I have an apartment when I moved to Virginia for work purposes. However I was paying on a house I have in Pennsylvania the entire year. Are there available deductions?

The house was not rented out. I made an attempt in November but was unable to.  I put a new roof on the house.

State tax filing

You can't do anything with PA, those are personal expenses and not deductible.  You might be able to do something about the move to Virginia.  Was it a temporary assignment (lasting or expected to last less than one year, and you expect to move back to PA)?  Or, did you permanently move, and was your new job more than 50 miles away from your old home?

State tax filing

It was a permanent move. It was around 256 miles away but I was able to claim that mileage. So I wouldn't be able to claim the roof either? Or claim the house as a loss for a rental? Even when I tried to rent it out?

State tax filing

Have you continued to make the house available for rent and continue to seek a tenant?

State tax filing

Yeah I paid a realtor to find someone this month. The lease will be signed and they will start renting next month.

State tax filing

@TaxGuyBill any further comments on the carry charges while holding out for rent (but no rental income in 2016?)

State tax filing

If the house was available for rent, you should enter it as a Rental property from the date it was first 'ready and available' for rent, and deduct all valid expenses and depreciation starting on that date.  It does not matter if it was actually rented or not.

State tax filing

@TaxGuyBill :  Point I was getting to.  To @christopher_pavl :  You enter it as a rental beginning the date you first advertised it for rent.  The new roof is a capital improvement and can't be deducted as a repair but add the cost of the roof to your basis and depreciate.  Utilities you paid  to carry the house from the start date are expenses.
Note that you you will need to file a PA non-resident tax return each year reporting this rental activity. If your move was in 2016, then include the rental on your part year PA return.

State tax filing

You can deduct a number of moving expenses, not just mileage.  https://www.irs.gov/publications/p521/ar02.html

The new roof is an improvement that add to your cost basis and will reduce your capital gains if you ever manage to sell at a profit.  It would never be a deduction.

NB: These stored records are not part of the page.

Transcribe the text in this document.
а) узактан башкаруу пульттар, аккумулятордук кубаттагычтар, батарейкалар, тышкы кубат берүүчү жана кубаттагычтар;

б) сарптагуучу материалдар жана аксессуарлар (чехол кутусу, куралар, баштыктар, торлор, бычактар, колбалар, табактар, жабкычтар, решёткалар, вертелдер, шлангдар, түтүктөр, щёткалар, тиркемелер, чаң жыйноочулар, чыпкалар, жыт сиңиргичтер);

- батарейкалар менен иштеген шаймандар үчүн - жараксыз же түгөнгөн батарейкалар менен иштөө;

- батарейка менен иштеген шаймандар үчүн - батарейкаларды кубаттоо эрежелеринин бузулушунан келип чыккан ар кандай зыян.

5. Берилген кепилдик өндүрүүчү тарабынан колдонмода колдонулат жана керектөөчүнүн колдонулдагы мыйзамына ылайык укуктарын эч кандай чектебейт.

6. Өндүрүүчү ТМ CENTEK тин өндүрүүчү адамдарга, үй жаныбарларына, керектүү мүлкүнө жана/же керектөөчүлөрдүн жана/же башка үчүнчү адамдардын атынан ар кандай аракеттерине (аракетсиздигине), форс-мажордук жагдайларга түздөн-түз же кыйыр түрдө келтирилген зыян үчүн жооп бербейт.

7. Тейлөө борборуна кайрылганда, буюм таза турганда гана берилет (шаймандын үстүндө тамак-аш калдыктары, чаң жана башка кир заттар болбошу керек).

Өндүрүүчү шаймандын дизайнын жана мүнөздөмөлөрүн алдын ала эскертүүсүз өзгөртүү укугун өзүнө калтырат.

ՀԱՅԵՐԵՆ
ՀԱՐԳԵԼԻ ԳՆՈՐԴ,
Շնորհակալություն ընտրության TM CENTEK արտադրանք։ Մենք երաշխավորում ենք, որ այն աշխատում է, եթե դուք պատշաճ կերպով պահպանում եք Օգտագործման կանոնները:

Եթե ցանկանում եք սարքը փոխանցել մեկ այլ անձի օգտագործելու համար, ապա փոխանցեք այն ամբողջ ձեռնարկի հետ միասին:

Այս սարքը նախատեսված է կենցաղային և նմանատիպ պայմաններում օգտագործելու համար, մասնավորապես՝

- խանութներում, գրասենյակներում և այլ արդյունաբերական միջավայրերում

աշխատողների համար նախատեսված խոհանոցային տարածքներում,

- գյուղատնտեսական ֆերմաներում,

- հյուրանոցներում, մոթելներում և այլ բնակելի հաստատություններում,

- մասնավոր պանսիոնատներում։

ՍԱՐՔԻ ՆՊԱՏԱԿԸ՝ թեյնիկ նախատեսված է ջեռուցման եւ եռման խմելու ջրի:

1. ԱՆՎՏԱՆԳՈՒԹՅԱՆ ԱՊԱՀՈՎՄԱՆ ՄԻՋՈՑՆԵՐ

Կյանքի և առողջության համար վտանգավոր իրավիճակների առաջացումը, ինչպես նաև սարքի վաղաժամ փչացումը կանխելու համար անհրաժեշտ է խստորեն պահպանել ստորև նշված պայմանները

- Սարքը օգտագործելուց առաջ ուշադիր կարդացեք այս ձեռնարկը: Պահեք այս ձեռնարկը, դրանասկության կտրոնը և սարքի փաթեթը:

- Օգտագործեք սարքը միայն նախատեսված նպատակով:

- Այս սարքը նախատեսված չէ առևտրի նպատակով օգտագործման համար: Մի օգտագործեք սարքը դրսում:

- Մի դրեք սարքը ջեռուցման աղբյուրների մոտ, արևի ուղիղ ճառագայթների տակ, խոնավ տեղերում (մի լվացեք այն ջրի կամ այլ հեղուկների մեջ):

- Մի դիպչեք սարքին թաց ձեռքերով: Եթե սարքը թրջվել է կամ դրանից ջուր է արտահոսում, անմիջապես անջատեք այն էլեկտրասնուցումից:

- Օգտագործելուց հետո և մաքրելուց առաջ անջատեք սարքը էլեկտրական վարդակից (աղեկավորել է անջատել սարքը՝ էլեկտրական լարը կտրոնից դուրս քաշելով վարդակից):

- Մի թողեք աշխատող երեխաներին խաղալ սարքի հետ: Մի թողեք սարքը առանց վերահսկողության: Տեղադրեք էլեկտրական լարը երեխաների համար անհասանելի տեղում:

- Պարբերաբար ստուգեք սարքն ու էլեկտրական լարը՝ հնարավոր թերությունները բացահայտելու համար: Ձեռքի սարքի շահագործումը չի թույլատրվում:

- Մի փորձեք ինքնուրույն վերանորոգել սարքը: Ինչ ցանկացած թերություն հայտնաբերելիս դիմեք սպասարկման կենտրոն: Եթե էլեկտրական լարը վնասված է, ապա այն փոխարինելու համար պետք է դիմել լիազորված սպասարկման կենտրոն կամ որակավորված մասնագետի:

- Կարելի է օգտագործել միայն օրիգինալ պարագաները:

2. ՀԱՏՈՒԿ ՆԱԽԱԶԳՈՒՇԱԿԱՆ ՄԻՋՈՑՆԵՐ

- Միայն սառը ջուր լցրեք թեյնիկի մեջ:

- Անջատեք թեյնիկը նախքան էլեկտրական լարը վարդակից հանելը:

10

You can't convert the house to a rental and then deduct the loss on the sale as if it was investment property.  If you hold the house out for rental you can deduct your carrying expenses like utilities and property taxes against rental income, but I'm not sure you can do that if you never actually manage to rent it.

I'll double check on the rental expense issue.

If you can rent it at a price where you will make a profit, you could rent it for up to 3 years and still get some tax benefit when you sell.  Or rent it for longer if you are making a profit and the fair market value is declining.  You could hire a property management company.

Or ultimately you may just need to sell and cut your losses before they get worse.